Tesla launches Cybertruck with up to 470 miles of range, starts at $61,000


Tesla launched Cybertruck with up to 470 miles (756 km) of range and starting at $61,000 for the base version.

But we are getting more questions than answers despite deliveries starting.

We have been waiting four years for this, and it is finally here.

After several delays, Tesla has officially started deliveries of the Cybertruck, and with the first deliveries, Tesla has released the official specs and pricing for its first electric pickup truck.

Let’s get right into it.

Tesla Cybertruck Specs and Pricing

The specs are pretty close to the original announcement for the first two versions of the Cybertruck, but the top version got a significant downgrade.

Here are the main specs:

Rear-Wheel Drive All-Wheel Drive CyberBeast
Price $60,990 $79,990 $99,990
Range 250 miles 340 miles 320 miles
Range with extender??? Not mentioned 470+ miles 440+ miles
Acceleration 0-60 mph 6.5 sec 3.9 sec 2.6 sec
Drivetrain rear-wheel drive All-wheel drive All-wheel drive
Top speed 112 mph 112 mph 130 mph
Towing 7,500 lbs 11,000 lbs 11,000 lbs

The prices are way up from the original unveiling in 2019, but that was to be expected.

The biggest changes are to the range since the top version of the truck was advertised at 500 miles of range.

Now, Tesla is advertising 340 miles of range for the dual motor version and 320 miles for the tri-motor version, which is now called “Cyberbeast”.

However, the automaker is now talking about a “range extender” that can add range for those two versions, but the company hasn’t explained what this range extender entails.

In the past, other automakers have used the term “range extender” for small gasoline generator, like in the BMW i3. I doubt that Tesla is going to use any kind of fossil fuel. It’s most likely going to be a battery add-on, but it would have been nice for Tesla to explain.

Update: Elon has since explained the range extender:

Tesla confirmed that the Cybertruck’s bed is 6′ by 4′ and the truck has a 6,859-lb curb weight

The electric truck also out pulls a Ford F-350 in a test that they shared during the launch event:

The design might be polarizing, but it does deliver on aerodynamic performance with a 0.335 drag coefficient, which is better than I and most people expected.

The vehicle comes with 35″ all-terrain tires and has 17″ ground clearance throughout the whole truck, thanks to a flat belly.

Tesla also confirmed that the Cybertruck is its first steer-by-wire vehicle, which we suspected following a recent patent.

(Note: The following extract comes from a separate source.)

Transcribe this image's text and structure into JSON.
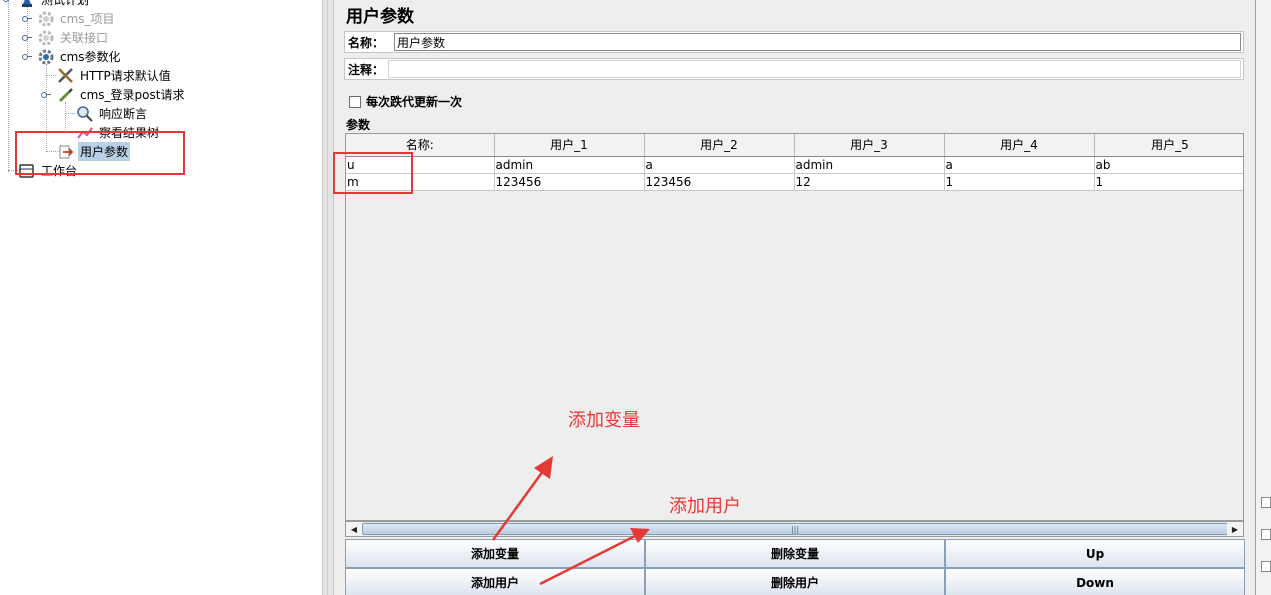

Another first is the 48-volt system. Congrats to Tesla for having the guts to move away from 12-volt. It’s going to result in 70% less wire inside the vehicle.

In terms of performance, the Cyberbeast version can do a quarter mile in less 11 seconds and CEO Elon Musk even claimed that the truck can beat a Porsche 911 on the quarter-mile while towing another 911.

The vehicle’s bed is equipped with both 120 and 240-volt power outlets, which should cover all your needs on the go.

  • Outlets: 4 x 120V
    • 2 cabin outlets (up to 20A)
    • 2 cargo bed outlets (up to 20A)
  •  Outlets: 1 x 240V
    • 1 cargo bed outlet (up to 40A)

As expected, the vehicle is also capable of vehicle-to-home functionality that Tesla calls “Powershare”. We are going to have a whole separate article digging into that in a few moments.

The 240-volt outlet in the bed can also be used to charge other electric vehicles fairly easily.

Tesla shared this image as an example:

As for the interior of the vehicle, CEO Elon Musk didn’t spend much time on it during the event, but it hasn’t been updated much since the original unveiling.

Tesla took some cues from the Model 3 refresh and added an ambient lighting strip all along the dash.

Here’s an official picture of the Cybertruck’s interior:

Electrek’s Take

The event in itself was really disappointing. It was basically a redo of the original event in 2019 with a few deliveries.

Elon even claimed that they were going to remake the infamous steel ball test, but they did it with a baseball, which is hardly the same as a steel ball.

I can forgive that, but what was weirder is the fact that Elon didn’t even discuss range and pricing during the event. We had to wait until Tesla updated the configurator to know about those.

Then we have even more questions after the mention of a “range extender”. You can’t write that without going into more details and we are trying to learn more about it as I write this. (Update: Elon has clarified on Twitter – see above).

That’s stuff that needs to be clarified.

As for the pricing, which is probably the biggest new piece of information from this whole event (even though it wasn’t even discussed during the presentation), it is a bit disappointing.

It basically starts at $80,000 (just under the limit for the $7,500 federal tax credit) for the all-wheel drive and that’s before the range extender option, which we don’t have pricing on.

That’s not an easy sell in my opinion. It’s basically a 50% price increase across all versions of the truck compared to the 2019 prices.